Scaling AR in 24 Hours
Building multiplayer augmented reality at Greylock Hackfest
With the advent of Apple’s new ARKit software, as well as companies like Magic Leap covered in major new outlets, the idea of consumer-level AR has filled the collective conscious. Augmented reality is one of the “hottest” emerging technologies with huge amounts of resources and talent currently dedicated to solving large feats of engineering; what’s preventing ARKit from reaching the mainstream?
Many point to various technological problems, such as:
- Latency limitations
- Form factor
- Bandwidth limitations
- Lighting/ Shadows
However, we viewed the problem as an issue with the current AR landscape — AR was missing its first, practical use case.
The Current Landscape
For the most part, AR has been a single user experience. Current developments in AR have focused on refining interactivity of single objects in AR, such as the famous dancing hot dog. Other implementations like ARKit, Project Tango, and other notable apps like Pokemon Go, have all been fairly restrictive in multi-user settings. Users can place and interact with virtual objects in their own session, but other users aren’t able to collaboratively interact with the same objects.
In an increasingly connected tech ecosystem, virtual interactivity is almost useless unless users are able to interact with each other. This lack of multi-user experiences is a major inhibiting factor to AR’s future development. To finally reach widespread consumer adoption, multi-user AR session platforms need to become robust and easy for the average developer to build upon.
Our goal was to enable the future of AR by creating an easy-to-use platform for developers to build multi-user AR applications. The potential is there — AR can become a new standard for interacting with the virtual world. To jump start this, we wanted to open AR development to all developers by removing, or at least simplifying, the difficult parts of multi-user AR (like SLAM and networking).
It was a wild ride. In 24 hours, our team had surpassed all expectations and we felt we accomplished something substantial — a lightweight implementation of one of the first multi-user AR frameworks, with an obnoxiously named demo (beARpong) to show off its capabilities.We ended up placing in the top 3 and left with an amazing experience (also A+ food).
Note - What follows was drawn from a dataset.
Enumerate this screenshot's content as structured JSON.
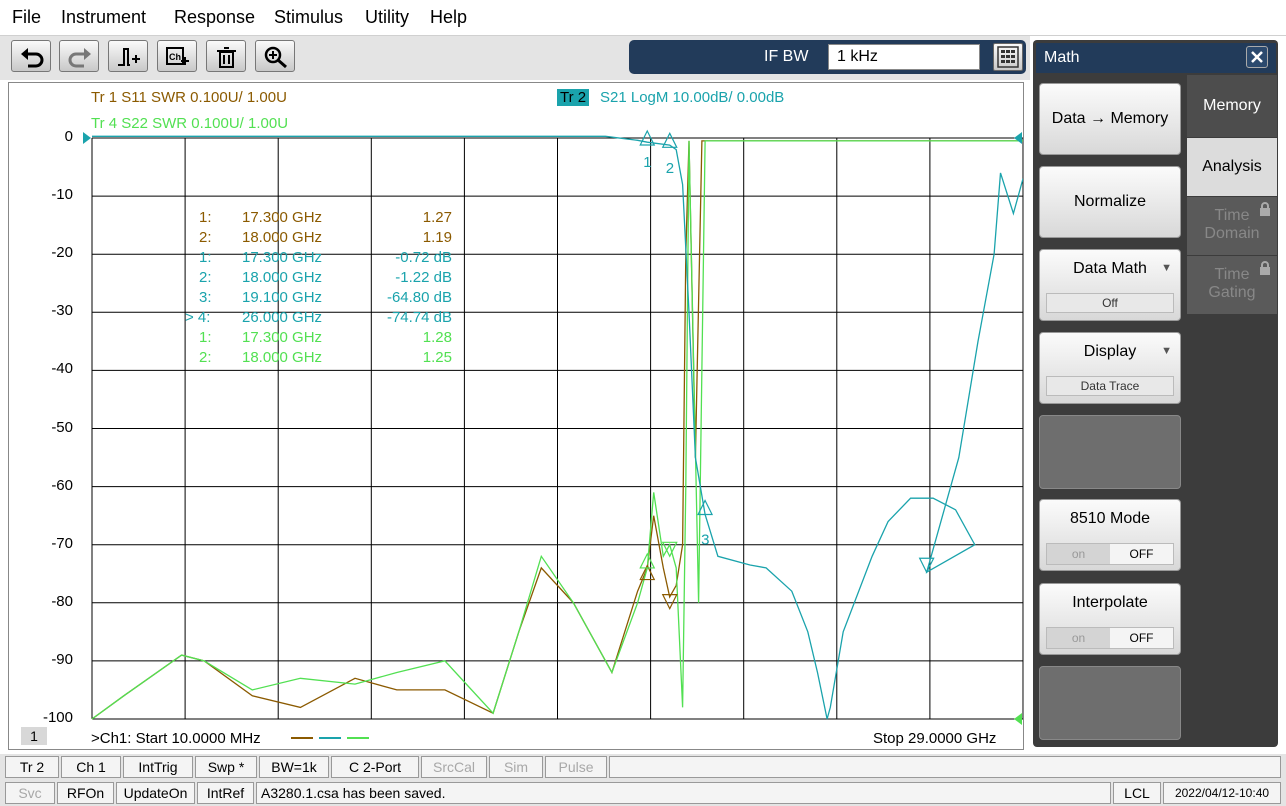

First off, what did we actually make?
Our hack involved building a networking protocol that would make it easier for developers to build apps supporting multiple users in a single AR session.
The first step was to plan our API. We wanted to create a platform that would let developers build their apps quickly and not have to worry about handling network connections. Current frameworks focus mostly on the client-side experience; we wanted to make setting up back-end network interactions as painless as possible. Here’s what we came up with:
We handled the back-end and the nitty gritty network interactions with Python’s Twisted framework (primarily for ease of setting up). We described a server object (Factory) that handled instructions defined in Protocols, and these encapsulated all the low-level network communications between the client and backend.
For the third-party developer we created an overarching “Scene” object to abstract the difficulties of creating custom network protocols. Sharing the semantics of ARKit, we included data types for Users (different clients within the same session) and Objects (AR objects shared between the clients). These Users and Objects were stored in the Scene object, as well as any logic a developer wished to describe interactions between Users, Objects and their environment.
However, building this wasn’t easy; we ran into a bunch of challenges that we had to hack together:
- Predict what possible use cases the framework would need, in a technology that hadn’t yet been developed.
- Handle I/O loops within the confines of what we were working with, a single-threaded server application running on a macbook and a cheap $30 dollar router we had to buy on amazon during the competition (the guest wifi wouldn’t allow us to send and receive custom byte-stream data). This meant optimizing I/O performance and minimizing the size of our byte-stream.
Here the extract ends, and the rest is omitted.